CC: From that point on, Hemingway’s celebrity took on iconic dimensions. Can you give us some insight into what fueled his meteoric rise?

PH: The most successful authors at the time—Edith Wharton, Willa Cather, Edna Ferber, Anita Loos—were all women, and women were their major audience. Male writers were looked upon as effete, narrow-shouldered, thin-wristed weaklings. Hemingway played up his image as a war veteran—the first American to be wounded in Italy and survive—as well as his boxing, hunting, and fishing interests. He emphasized those aspects of his life—the bullfighting, big-game safaris, deep-sea fishing—and downplayed his sensitiveness and erudition. As such, he could—and was—read by men, and he became a staple of both gossip columns and the men’s magazines of the 50s and 60s. As women gained political and economic power, entering WWII factories to replace men, males strove to recapture their former (image of) dominance. David Earle has a book, All Man!, about these men’s magazines, subtitled “The Male Persona,” and Hemingway’s frequent appearance in them as an icon.
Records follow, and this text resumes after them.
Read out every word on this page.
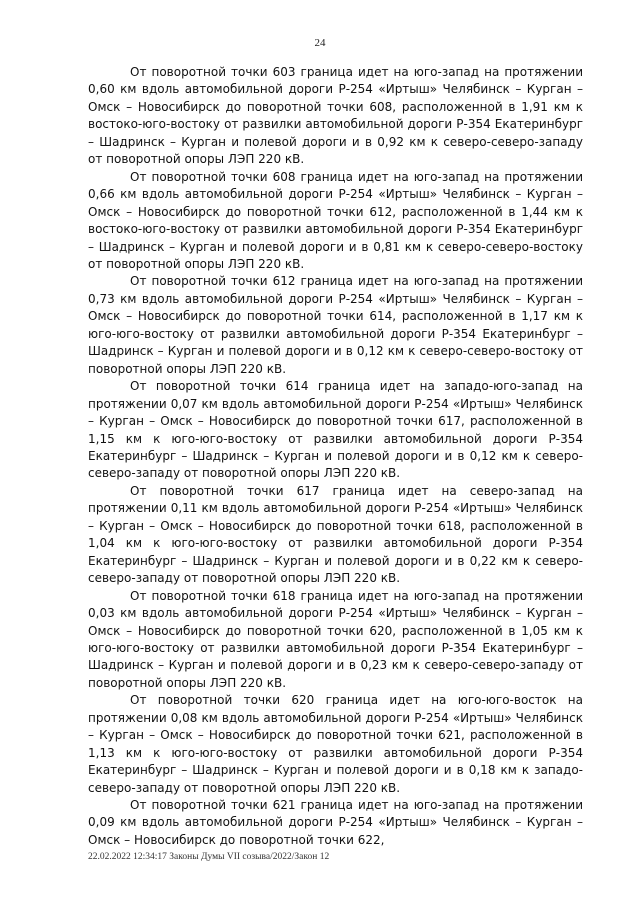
24

От поворотной точки 603 граница идет на юго-запад на протяжении 0,60 км вдоль автомобильной дороги Р-254 «Иртыш» Челябинск – Курган – Омск – Новосибирск до поворотной точки 608, расположенной в 1,91 км к востоко-юго-востоку от развилки автомобильной дороги Р-354 Екатеринбург – Шадринск – Курган и полевой дороги и в 0,92 км к северо-северо-западу от поворотной опоры ЛЭП 220 кВ.

От поворотной точки 608 граница идет на юго-запад на протяжении 0,66 км вдоль автомобильной дороги Р-254 «Иртыш» Челябинск – Курган – Омск – Новосибирск до поворотной точки 612, расположенной в 1,44 км к востоко-юго-востоку от развилки автомобильной дороги Р-354 Екатеринбург – Шадринск – Курган и полевой дороги и в 0,81 км к северо-северо-востоку от поворотной опоры ЛЭП 220 кВ.

От поворотной точки 612 граница идет на юго-запад на протяжении 0,73 км вдоль автомобильной дороги Р-254 «Иртыш» Челябинск – Курган – Омск – Новосибирск до поворотной точки 614, расположенной в 1,17 км к юго-юго-востоку от развилки автомобильной дороги Р-354 Екатеринбург – Шадринск – Курган и полевой дороги и в 0,12 км к северо-северо-востоку от поворотной опоры ЛЭП 220 кВ.

От поворотной точки 614 граница идет на западо-юго-запад на протяжении 0,07 км вдоль автомобильной дороги Р-254 «Иртыш» Челябинск – Курган – Омск – Новосибирск до поворотной точки 617, расположенной в 1,15 км к юго-юго-востоку от развилки автомобильной дороги Р-354 Екатеринбург – Шадринск – Курган и полевой дороги и в 0,12 км к северо-северо-западу от поворотной опоры ЛЭП 220 кВ.

От поворотной точки 617 граница идет на северо-запад на протяжении 0,11 км вдоль автомобильной дороги Р-254 «Иртыш» Челябинск – Курган – Омск – Новосибирск до поворотной точки 618, расположенной в 1,04 км к юго-юго-востоку от развилки автомобильной дороги Р-354 Екатеринбург – Шадринск – Курган и полевой дороги и в 0,22 км к северо-северо-западу от поворотной опоры ЛЭП 220 кВ.

От поворотной точки 618 граница идет на юго-запад на протяжении 0,03 км вдоль автомобильной дороги Р-254 «Иртыш» Челябинск – Курган – Омск – Новосибирск до поворотной точки 620, расположенной в 1,05 км к юго-юго-востоку от развилки автомобильной дороги Р-354 Екатеринбург – Шадринск – Курган и полевой дороги и в 0,23 км к северо-северо-западу от поворотной опоры ЛЭП 220 кВ.

От поворотной точки 620 граница идет на юго-юго-восток на протяжении 0,08 км вдоль автомобильной дороги Р-254 «Иртыш» Челябинск – Курган – Омск – Новосибирск до поворотной точки 621, расположенной в 1,13 км к юго-юго-востоку от развилки автомобильной дороги Р-354 Екатеринбург – Шадринск – Курган и полевой дороги и в 0,18 км к западо-северо-западу от поворотной опоры ЛЭП 220 кВ.

От поворотной точки 621 граница идет на юго-запад на протяжении 0,09 км вдоль автомобильной дороги Р-254 «Иртыш» Челябинск – Курган – Омск – Новосибирск до поворотной точки 622,

22.02.2022 12:34:17 Законы Думы VII созыва/2022/Закон 12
CC: Do you think Hemingway got swept away in all the adulation he received worldwide and that it eventually led to his untimely death?

PH: It wasn’t the adulation. Hemingway had no ticker-tape parades or footprints in front of Grauman’s Chinese Theatre; he lived in Cuba for 20 years and then Idaho, where there were fewer paparazzi than in New York or Los Angeles. He didn’t go to Sweden to accept his Nobel Prize. It was in part the image of the all-powerful alpha male that he had created—which helped to sell his books—which he could no longer live up to in his 50s. But more importantly are the illnesses he suffered from—a depressive disease he inherited from his father, possibly bi-polar depression; many severe concussions, beginning with being blown up in Italy, driven into a water tank in London (57 stitches to close the head wound), and two successive plane crashes in Africa; plus alcoholism. The Mayo Clinic misdiagnosed the depression and improperly treated him, and did not consider the concussions at all. The electroshock therapy destroyed his memory, leaving him with nothing to write about.
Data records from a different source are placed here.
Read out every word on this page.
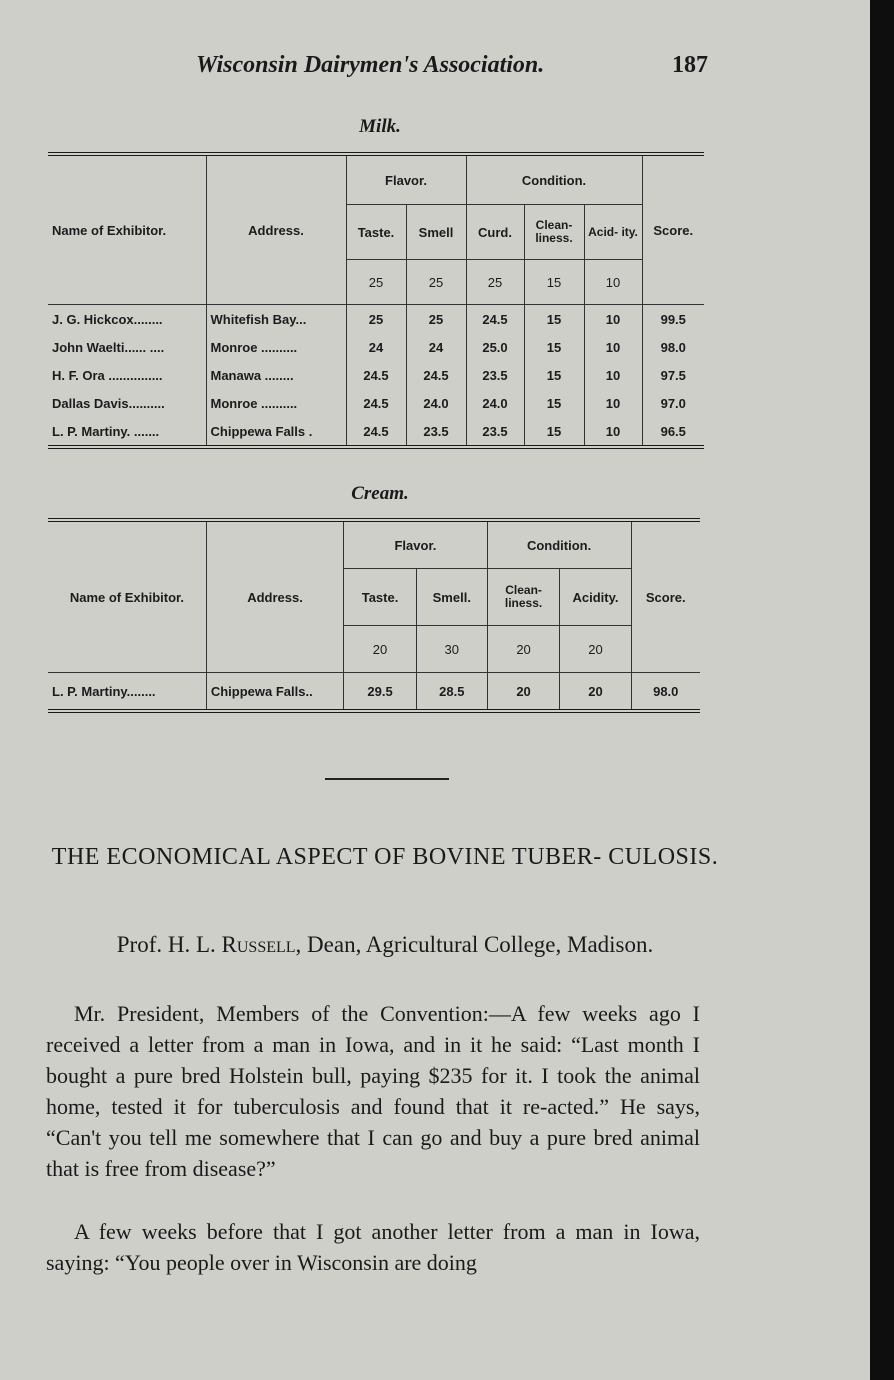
Wisconsin Dairymen's Association.	187
Milk.
Name of Exhibitor.	Address.	Flavor.		Condition.			Score.
		Taste.	Smell	Curd.	Clean- liness.	Acid- ity.	
		25	25	25	15	10	

J. G. Hickcox........	Whitefish Bay...	25	25	24.5	15	10	99.5
John Waelti...... ....	Monroe ..........	24	24	25.0	15	10	98.0
H. F. Ora ...............	Manawa ........	24.5	24.5	23.5	15	10	97.5
Dallas Davis..........	Monroe ..........	24.5	24.0	24.0	15	10	97.0
L. P. Martiny. .......	Chippewa Falls .	24.5	23.5	23.5	15	10	96.5

Cream.
Name of Exhibitor.	Address.	Flavor.		Condition.		Score.
		Taste.	Smell.	Clean- liness.	Acidity.	
		20	30	20	20	

L. P. Martiny........	Chippewa Falls..	29.5	28.5	20	20	98.0

THE ECONOMICAL ASPECT OF BOVINE TUBER- CULOSIS.
Prof. H. L. Russell, Dean, Agricultural College, Madison.
Mr. President, Members of the Convention:—A few weeks ago I received a letter from a man in Iowa, and in it he said: “Last month I bought a pure bred Holstein bull, paying $235 for it. I took the animal home, tested it for tuberculosis and found that it re-acted.” He says, “Can't you tell me somewhere that I can go and buy a pure bred animal that is free from disease?”
A few weeks before that I got another letter from a man in Iowa, saying: “You people over in Wisconsin are doing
CC: What would you consider Hemingway’s lasting legacy?

PH: Several. He, as Toby Wolff said, rearranged the furniture in the room for writers. There no longer had to be long, involved, complicated sentences such as those of Henry James or Edith Wharton. They could be short and allusive rather than overbearingly comprehensive. Equally important, he did not need to tell his readers everything that happened internally to each character; he could describe the situation and let the reader imagine how they would feel in such circumstances.

Similarly, there is no painted moral to the story; there are actions that occur which are described, and we—the audience, the readers—must decide what they mean, which is why there are so many interpretations of Hemingway. His vivid scenes and descriptions capture our attention and delineate a situation; the rest is up to us. Additionally, there is also an accurate portrayal of life in America (or France, Spain, Africa, Cuba) that tells us, with selection but without comment, how people lived and thought, whom they admired, whom they hated. And finally, he left us with some unforgettable stories and novels that will be with us as long as people read fiction.